Single by Screaming Lord Sutch
- B-side: "Don't You Just Know It" (UK); "I'm a Hog for You" (Germany);
- Released: March 1963
- Recorded: Holloway Road Islington, England
- Genre: Garage rock; shock rock;
- Length: 2:57
- Label: Decca F 11598 (UK 7") DL 25202 (Germany 7")
- Songwriters: Clarence and Charles Stacy (Stacey) Walter Haggin (Hagen) Joe Simmons (Symonds)
- Producer: Joe Meek

Screaming Lord Sutch singles chronology
| "Good Golly Miss Molly" (1961) | "Jack the Ripper" (1963) | "She's Fallen in Love with a Monster" (1963) |

= Jack the Ripper (song) =

"Jack the Ripper" is a song written by Clarence Stacy, his brother Charles Stacy, Walter Haggin and Joe Simmons, and first recorded by Clarence Stacy in 1961. His recording, arranged by Lor Crane, was issued that year as a single on the Carol record label in New York City.
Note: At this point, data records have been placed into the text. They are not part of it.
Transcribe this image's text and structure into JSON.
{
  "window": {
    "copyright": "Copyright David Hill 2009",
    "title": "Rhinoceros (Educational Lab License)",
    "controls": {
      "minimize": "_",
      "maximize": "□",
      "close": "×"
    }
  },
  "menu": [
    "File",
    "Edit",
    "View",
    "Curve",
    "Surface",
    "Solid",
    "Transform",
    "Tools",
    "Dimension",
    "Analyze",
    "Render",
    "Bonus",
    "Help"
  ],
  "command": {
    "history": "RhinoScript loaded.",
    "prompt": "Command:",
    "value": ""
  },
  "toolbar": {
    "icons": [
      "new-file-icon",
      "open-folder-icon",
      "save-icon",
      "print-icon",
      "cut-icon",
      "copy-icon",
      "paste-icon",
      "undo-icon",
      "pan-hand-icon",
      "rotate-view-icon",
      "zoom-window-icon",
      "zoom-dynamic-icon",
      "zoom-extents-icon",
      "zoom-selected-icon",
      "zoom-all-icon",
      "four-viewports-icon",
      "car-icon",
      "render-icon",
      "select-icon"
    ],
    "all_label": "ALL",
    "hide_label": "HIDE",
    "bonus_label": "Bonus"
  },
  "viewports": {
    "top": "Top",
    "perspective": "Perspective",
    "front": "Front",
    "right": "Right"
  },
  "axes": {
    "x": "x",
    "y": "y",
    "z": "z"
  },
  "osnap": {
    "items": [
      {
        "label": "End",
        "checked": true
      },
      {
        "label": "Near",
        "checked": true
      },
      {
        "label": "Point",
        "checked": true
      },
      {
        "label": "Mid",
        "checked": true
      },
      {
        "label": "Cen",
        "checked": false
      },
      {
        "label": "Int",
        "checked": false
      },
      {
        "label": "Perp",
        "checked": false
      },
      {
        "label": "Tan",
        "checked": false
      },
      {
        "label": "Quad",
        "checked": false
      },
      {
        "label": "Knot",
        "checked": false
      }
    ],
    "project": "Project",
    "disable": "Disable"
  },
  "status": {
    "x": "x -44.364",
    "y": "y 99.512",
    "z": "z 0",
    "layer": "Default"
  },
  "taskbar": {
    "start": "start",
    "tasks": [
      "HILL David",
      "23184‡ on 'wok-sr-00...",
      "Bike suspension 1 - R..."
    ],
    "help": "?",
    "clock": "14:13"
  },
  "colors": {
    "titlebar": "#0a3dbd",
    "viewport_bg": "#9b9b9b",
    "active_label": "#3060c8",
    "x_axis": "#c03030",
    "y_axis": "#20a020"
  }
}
The most famous recording was by the English musician Screaming Lord Sutch, released as a 7" single in the UK and Germany in 1963 on Decca. It was credited as written by "Stacey, Hagen, Symonds", produced by Joe Meek and recorded in his Holloway Road studio in Islington, England. The song was banned by the BBC upon its release.

==Musical composition==
Sutch's version of "Jack the Ripper" is two minutes and forty-eight seconds long, in the key of B-flat major, and 4/4 time. It begins with the sound of footsteps and a woman screaming, followed by a rendition of the "Danger Ahead" motif by the guitar and drum kit, accompanied by a ghoulish moan from Screaming Lord Sutch. The song itself is a three-chord song, with a vamp played by guitar and bass, with accompaniment by piano and drum kit, which is repeated throughout. The song is also punctuated with a brief insistent tone played on a Theremin. The song bears some similarity to a previous American novelty record, "Alley Oop", from 1960.

==Personnel==
- Screaming Lord Sutch – singer
- Roger Mingay – electric guitar
- Ken Payne – bass guitar
- Andy Wren – piano
- Pete Newman – saxophone
- Carlo Little – drum kit
- Joe Meek – producer

==Cover versions==
- In 1965, Casey Jones and the Governors released a version
- In 1986, Canadian garage punk band The Gruesomes covered the song and released it on the Jack the Ripper EP.
- In 2004, Detroit garage rock duo The White Stripes performed a cover of "Jack the Ripper" live as part of the Under Blackpool Lights release, incorporating the guitar riff from the "Peter Gunn" theme by Henry Mancini.
- In 2006, English garage rock band The Horrors covered the song for the B-side of their debut single, "Sheena Is a Parasite", later included on their 2006 debut EP, The Horrors EP. A rerecorded version was later included on their 2007 debut album, Strange House.
- In 2008, The Fall covered the song on their Halloween show at Hackney Empire, as well as Black Lips.
- Others: The Fuzztones (1993), The Vice Principals (2000), Casey Jones and the Governors, "The Rezillos", The Phantoms, The One-Way Streets (1966), The Beguiled (1988).